Freilich, die NDR-Leute greifen auch in die Trickkiste, um attraktiv zu bleiben. Man lockt mit Zugpferden. Mit Big Names! Mit großen Namen wie dem des Trompeters Randy Brecker, des Pianisten Omar Sosa. Diesmal nicht ganz so groß. Man featured Alon und Joca. Alon und Joca? Klingt wie Stan und Olli. Reichlich flapsige Ankündigung für die beiden Musiker, den Israeli Alon Yavnai, Pianist und Sänger, und den Brasilianer Joca Perpignan, Percussionist und Sänger. Aber – wenn es der Sache dient.

Alon Yavnai 1

Aber der Rückgriff auf die großen Namen ist kein reiner PR-Trick, wie sich zeigt. Der eventuell etwas ritualisierte Bigband-Auftritt erhält individuellere Züge, auch eine programmatische Ausrichtung. Perpignan ist der Komponist, Yavnai der Arrangeur – beide führen hinein in die Welt der brasilianischen Musik. Chefdirigent Geir Lysne tänzelt elegant Samba. Kompositionen im Stil Hermeto Pascoals verwandeln die Band in eine gar nicht norddeutsch-norwegisch kühle Truppe. Die Bläsersätze kommen aufgelockert daher, werden zu Klanggeweben. Die Tutti akzentuieren messerscharf und kurz, unterstreichen die Polyrhythmik der beiden Hauptakteure. Karibisch-fröhliche Klänge wechseln ab mit kapverdischen Impressionen von stark afrikanisch geprägter Melodik und Rhythmik. Nahtlos wechselt man von orientalischen Skalen zu Latinmelodik, alles mit mühelos federnder Präzision und Spannkraft.

Joca Perpignan 1

Höhepunkt waren natürlich die Duo-Parts von Perpignan und Yavnai. Die Parallelführung von Scat-Gesang und Pianoarbeit im Hochgeschwindigkeitstempo, später dann von Perkussion und Klavier, waren verblüffend und begeisterten. Und ebenso circensisch im besten Sinne war Perpignans Bearbeitung von so etwas Simplem wie dem Schellenkranz. Nicht nur der erzeugte Tonumfang erstaunte, sondern auch die Tatsache, dass man die Schellen aufeinander folgend, geradezu einzeln erklingen lassen konnte. Sonderbeifall.

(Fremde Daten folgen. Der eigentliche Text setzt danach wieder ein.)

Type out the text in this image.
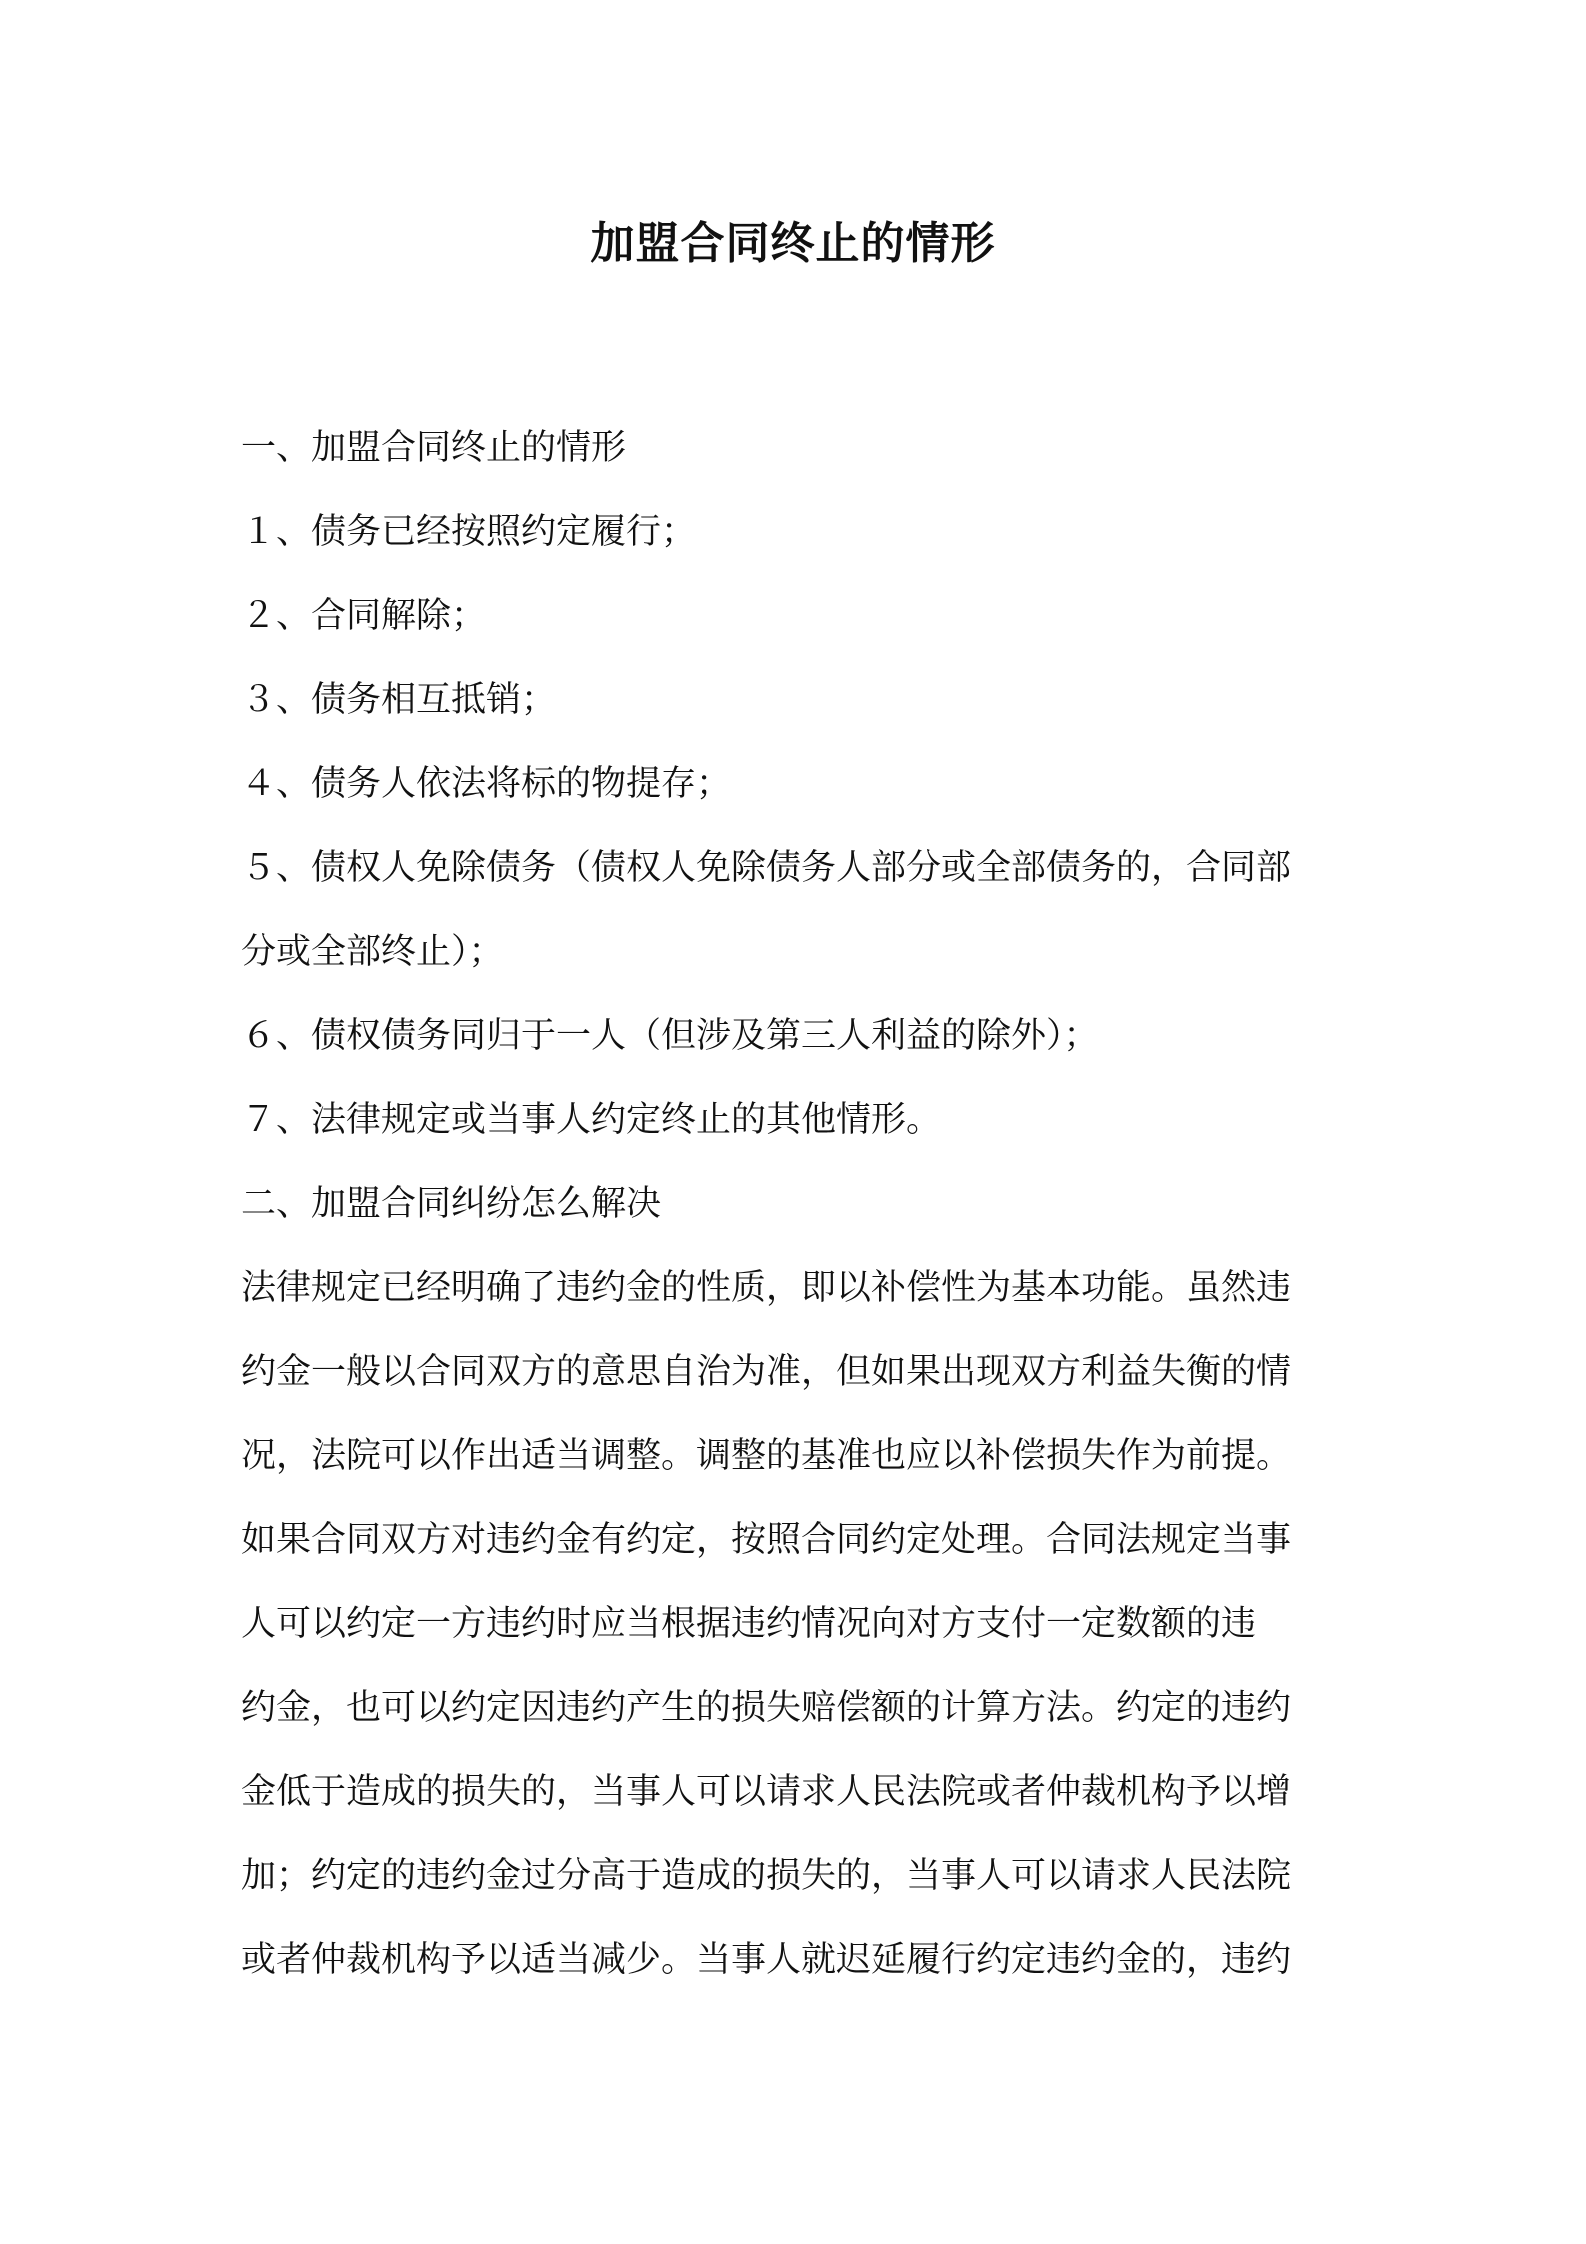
加盟合同终止的情形
一、加盟合同终止的情形
１、债务已经按照约定履行；
２、合同解除；
３、债务相互抵销；
４、债务人依法将标的物提存；
５、债权人免除债务（债权人免除债务人部分或全部债务的，合同部
分或全部终止）；
６、债权债务同归于一人（但涉及第三人利益的除外）；
７、法律规定或当事人约定终止的其他情形。
二、加盟合同纠纷怎么解决
法律规定已经明确了违约金的性质，即以补偿性为基本功能。虽然违
约金一般以合同双方的意思自治为准，但如果出现双方利益失衡的情
况，法院可以作出适当调整。调整的基准也应以补偿损失作为前提。
如果合同双方对违约金有约定，按照合同约定处理。合同法规定当事
人可以约定一方违约时应当根据违约情况向对方支付一定数额的违
约金，也可以约定因违约产生的损失赔偿额的计算方法。约定的违约
金低于造成的损失的，当事人可以请求人民法院或者仲裁机构予以增
加；约定的违约金过分高于造成的损失的，当事人可以请求人民法院
或者仲裁机构予以适当减少。当事人就迟延履行约定违约金的，违约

Was das Konzert, das mit einer musikalischen Würdigung des unlängst verstorbenen Saxofonisten der Band, Lutz Buchner, abgeschlossen wurde, auch so angenehm machte, war die humorvolle Moderation Alon Yavnais. Stürmischer Beifall für die 19 Männer und die eine Frau an der Posaune!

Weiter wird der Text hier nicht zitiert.